The ZIP code with the most people and businesses due money (1,343) as well as the largest sum of lost funds ($7 million), is 55402 in downtown Minneapolis. In terms of the number people and companies with unclaimed assets, the next is 55104, which includes St. Paul's Hamline-Midway area, and 55416, covering parts of St. Louis Park, Edina and Golden Valley.

Prudential, MetLife, U.S. Bancorp, Wells Fargo & Co. and the state's own Revenue Department are among the entities sending in the most assets.

There are many reasons property goes unclaimed, experts say. Families are unaware of the assets of deceased loved ones. People move. Life insurance companies fail to find the beneficiaries of deceased policyholders. Shareholders don't cash dividend checks or respond to proxy notices, and then find their stock has been deemed unclaimed and transferred to the state where it will be liquidated.

After her mother died in 2010, LaDonn Jonsen lost a $17,000 check the bank sent her from one of her mother's CDs. The bank ultimately sent the money to Commerce. When Jonsen found herself on MissingMoney.com, Commerce asked for the original check, she said. It wasn't easy because she had retired and moved from Minneapolis to Decorah, Iowa. But she chanced upon it one day while digging in a banker's box in her office.

"I was like, oh my! I can't believe it!" Jonsen said. "Part of it was my own fault; if I'd had a better filing system, this all wouldn't have happened. I was absolutely certain I had deposited it."

A Twin Cities couple owed a large sum are suffering from mental illness and Alzheimer's, making it difficult for their only child to retrieve the money from Commerce.

Last year, after the Legislature pressed it to step up its notification efforts, Commerce took out occasional newspaper ads that urge readers to check MissingMoney.com or call 651-539-1545. House Commerce Committee chair Joe Atkins, DFL-Inver Grove Heights, said the number of Minnesotans who had money returned in fiscal 2013-14 more than doubled from fiscal 2011-12.

"This being said, we are still trying to find cost-effective ways to do this even better," Atkins said. "Not everybody gets their information from a computer screen, including my mom."

Apparently Prince, Jesson, Klobuchar and Sid Hartman don't, either.
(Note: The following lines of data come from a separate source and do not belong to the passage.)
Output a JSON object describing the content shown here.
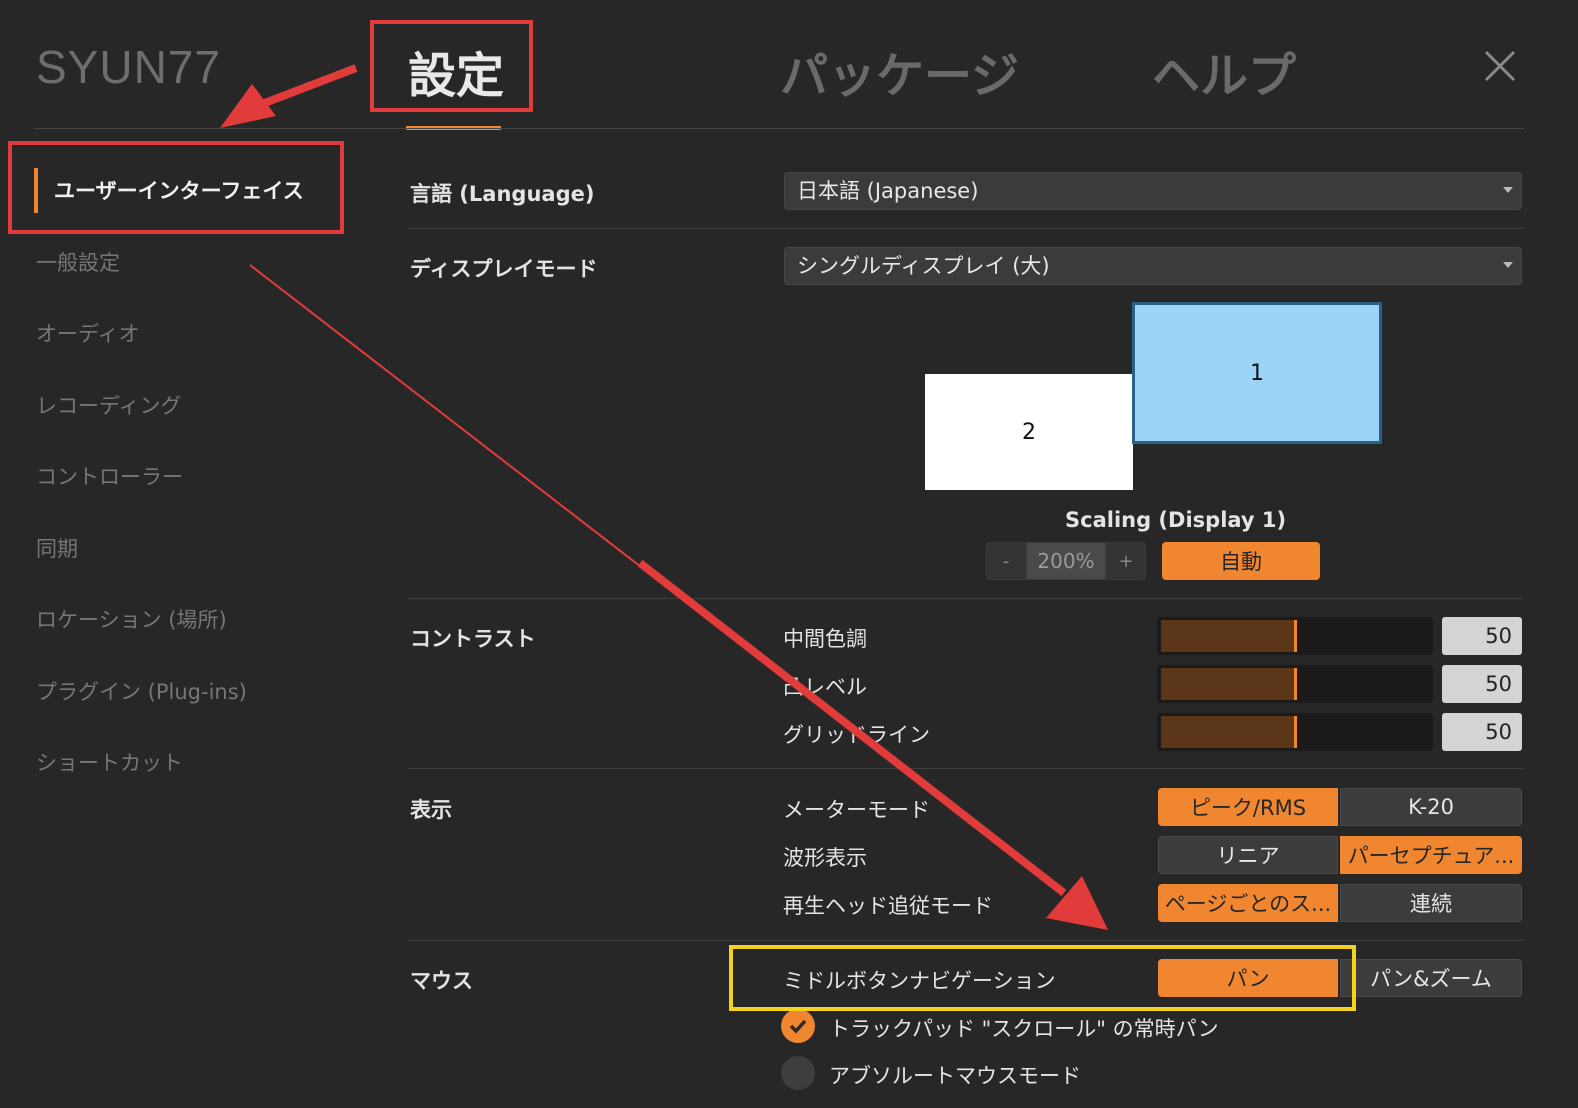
{
  "header": {
    "user": "SYUN77",
    "tabs": [
      {
        "label": "設定",
        "active": true
      },
      {
        "label": "パッケージ",
        "active": false
      },
      {
        "label": "ヘルプ",
        "active": false
      }
    ]
  },
  "sidebar": {
    "items": [
      {
        "label": "ユーザーインターフェイス",
        "active": true
      },
      {
        "label": "一般設定"
      },
      {
        "label": "オーディオ"
      },
      {
        "label": "レコーディング"
      },
      {
        "label": "コントローラー"
      },
      {
        "label": "同期"
      },
      {
        "label": "ロケーション (場所)"
      },
      {
        "label": "プラグイン (Plug-ins)"
      },
      {
        "label": "ショートカット"
      }
    ]
  },
  "language": {
    "label": "言語 (Language)",
    "value": "日本語 (Japanese)"
  },
  "display_mode": {
    "label": "ディスプレイモード",
    "value": "シングルディスプレイ (大)",
    "display1": "1",
    "display2": "2",
    "scaling_label": "Scaling (Display 1)",
    "minus": "-",
    "scale_value": "200%",
    "plus": "+",
    "auto": "自動"
  },
  "contrast": {
    "label": "コントラスト",
    "rows": [
      {
        "label": "中間色調",
        "value": "50",
        "fraction": 0.5
      },
      {
        "label": "凸レベル",
        "value": "50",
        "fraction": 0.5
      },
      {
        "label": "グリッドライン",
        "value": "50",
        "fraction": 0.5
      }
    ]
  },
  "view": {
    "label": "表示",
    "meter_mode": {
      "label": "メーターモード",
      "options": [
        "ピーク/RMS",
        "K-20"
      ],
      "selected": 0
    },
    "waveform": {
      "label": "波形表示",
      "options": [
        "リニア",
        "パーセプチュア..."
      ],
      "selected": 1
    },
    "playhead": {
      "label": "再生ヘッド追従モード",
      "options": [
        "ページごとのス...",
        "連続"
      ],
      "selected": 0
    }
  },
  "mouse": {
    "label": "マウス",
    "middle_button": {
      "label": "ミドルボタンナビゲーション",
      "options": [
        "パン",
        "パン&ズーム"
      ],
      "selected": 0
    },
    "trackpad": {
      "label": "トラックパッド \"スクロール\" の常時パン",
      "checked": true
    },
    "absolute": {
      "label": "アブソルートマウスモード",
      "checked": false
    }
  },
  "colors": {
    "accent": "#f0862f",
    "annotation_red": "#e23b3b",
    "annotation_yellow": "#f5d21e",
    "display1": "#9cd4f8"
  }
}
A Prince associate said he wasn't aware Prince was in the MissingMoney.com database. Klobuchar didn't know she was, either. Human Services Commissioner Jesson, who is due money from the Bank of New York and Bethlehem Steel Corp., said she was "pleasantly surprised" when told she was listed on MissingMoney.com.

"I've lived at the same address for 26 years," Jesson said.
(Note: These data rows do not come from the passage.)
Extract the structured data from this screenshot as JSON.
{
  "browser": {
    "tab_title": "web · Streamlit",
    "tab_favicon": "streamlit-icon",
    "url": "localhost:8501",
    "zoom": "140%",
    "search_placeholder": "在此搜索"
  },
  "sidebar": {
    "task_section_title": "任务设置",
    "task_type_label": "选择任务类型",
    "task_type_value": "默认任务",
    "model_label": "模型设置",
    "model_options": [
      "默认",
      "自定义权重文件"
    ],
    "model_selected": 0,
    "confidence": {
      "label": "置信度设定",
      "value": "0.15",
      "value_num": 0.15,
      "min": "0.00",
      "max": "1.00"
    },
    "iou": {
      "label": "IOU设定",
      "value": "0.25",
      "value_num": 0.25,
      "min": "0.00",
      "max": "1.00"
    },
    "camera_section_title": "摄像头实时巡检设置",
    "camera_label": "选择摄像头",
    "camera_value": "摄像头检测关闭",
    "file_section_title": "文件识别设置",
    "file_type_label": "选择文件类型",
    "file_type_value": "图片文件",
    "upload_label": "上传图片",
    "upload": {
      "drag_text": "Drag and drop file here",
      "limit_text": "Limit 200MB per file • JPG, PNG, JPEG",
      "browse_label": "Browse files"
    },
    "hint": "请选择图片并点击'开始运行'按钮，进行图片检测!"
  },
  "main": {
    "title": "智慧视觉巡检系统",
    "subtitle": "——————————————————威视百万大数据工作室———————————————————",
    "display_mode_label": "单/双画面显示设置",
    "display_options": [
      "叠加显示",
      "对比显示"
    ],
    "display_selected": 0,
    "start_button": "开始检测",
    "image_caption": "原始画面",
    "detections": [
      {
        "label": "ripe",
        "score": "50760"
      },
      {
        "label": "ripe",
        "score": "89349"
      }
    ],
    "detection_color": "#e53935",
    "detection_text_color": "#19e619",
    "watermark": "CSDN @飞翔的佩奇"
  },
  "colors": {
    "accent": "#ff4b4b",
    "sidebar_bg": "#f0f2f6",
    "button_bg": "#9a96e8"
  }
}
Hartman said he was "shocked" and wanted to know who to call.

A typical measure of success is comparing the money returned to people in a year to the total the state took in for the year. Commerce's return rate has risen from 26 percent in fiscal 2005 to 43 percent in fiscal 2014. Johnson said the national average is about 31 percent.
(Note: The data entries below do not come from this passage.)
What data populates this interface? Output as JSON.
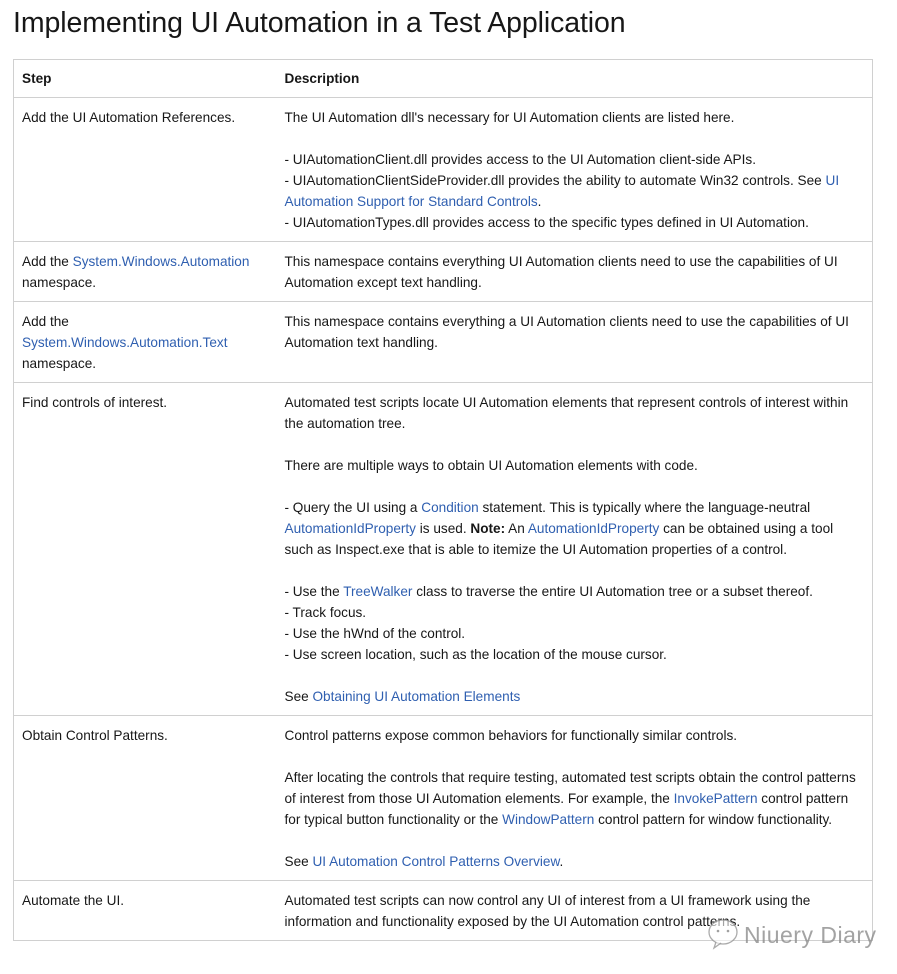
{
  "title": "Implementing UI Automation in a Test Application",
  "table": {
    "headers": {
      "step": "Step",
      "description": "Description"
    },
    "rows": [
      {
        "step": {
          "pre": "Add the UI Automation References."
        },
        "desc": {
          "p1": "The UI Automation dll's necessary for UI Automation clients are listed here.",
          "l1": "- UIAutomationClient.dll provides access to the UI Automation client-side APIs.",
          "l2_pre": "- UIAutomationClientSideProvider.dll provides the ability to automate Win32 controls. See ",
          "l2_link": "UI Automation Support for Standard Controls",
          "l2_post": ".",
          "l3": "- UIAutomationTypes.dll provides access to the specific types defined in UI Automation."
        }
      },
      {
        "step": {
          "pre": "Add the ",
          "link": "System.Windows.Automation",
          "post": " namespace."
        },
        "desc": {
          "p1": "This namespace contains everything UI Automation clients need to use the capabilities of UI Automation except text handling."
        }
      },
      {
        "step": {
          "pre": "Add the ",
          "link": "System.Windows.Automation.Text",
          "post": " namespace."
        },
        "desc": {
          "p1": "This namespace contains everything a UI Automation clients need to use the capabilities of UI Automation text handling."
        }
      },
      {
        "step": {
          "pre": "Find controls of interest."
        },
        "desc": {
          "p1": "Automated test scripts locate UI Automation elements that represent controls of interest within the automation tree.",
          "p2": "There are multiple ways to obtain UI Automation elements with code.",
          "q_pre": "- Query the UI using a ",
          "q_link1": "Condition",
          "q_mid1": " statement. This is typically where the language-neutral ",
          "q_link2": "AutomationIdProperty",
          "q_mid2": " is used. ",
          "q_note": "Note:",
          "q_mid3": " An ",
          "q_link3": "AutomationIdProperty",
          "q_post": " can be obtained using a tool such as Inspect.exe that is able to itemize the UI Automation properties of a control.",
          "b1_pre": "- Use the ",
          "b1_link": "TreeWalker",
          "b1_post": " class to traverse the entire UI Automation tree or a subset thereof.",
          "b2": "- Track focus.",
          "b3": "- Use the hWnd of the control.",
          "b4": "- Use screen location, such as the location of the mouse cursor.",
          "see_pre": "See ",
          "see_link": "Obtaining UI Automation Elements"
        }
      },
      {
        "step": {
          "pre": "Obtain Control Patterns."
        },
        "desc": {
          "p1": "Control patterns expose common behaviors for functionally similar controls.",
          "p2_pre": "After locating the controls that require testing, automated test scripts obtain the control patterns of interest from those UI Automation elements. For example, the ",
          "p2_link1": "InvokePattern",
          "p2_mid": " control pattern for typical button functionality or the ",
          "p2_link2": "WindowPattern",
          "p2_post": " control pattern for window functionality.",
          "see_pre": "See ",
          "see_link": "UI Automation Control Patterns Overview",
          "see_post": "."
        }
      },
      {
        "step": {
          "pre": "Automate the UI."
        },
        "desc": {
          "p1": "Automated test scripts can now control any UI of interest from a UI framework using the information and functionality exposed by the UI Automation control patterns."
        }
      }
    ]
  },
  "watermark": {
    "text": "Niuery Diary",
    "icon": "chat-bubble-icon"
  },
  "colors": {
    "link": "#2f5fb0",
    "text": "#171717",
    "border": "#d0d0d0"
  }
}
Yet the returns remain a small and shrinking fraction of the growing $606 million balance. Commerce estimates that about half the recent growth has come from the life insurance companies it has targeted. A series of investigations has resulted in three settlements with MetLife, Prudential and Transamerica. Commerce has also hired four new auditors to go through company books to hunt missing money.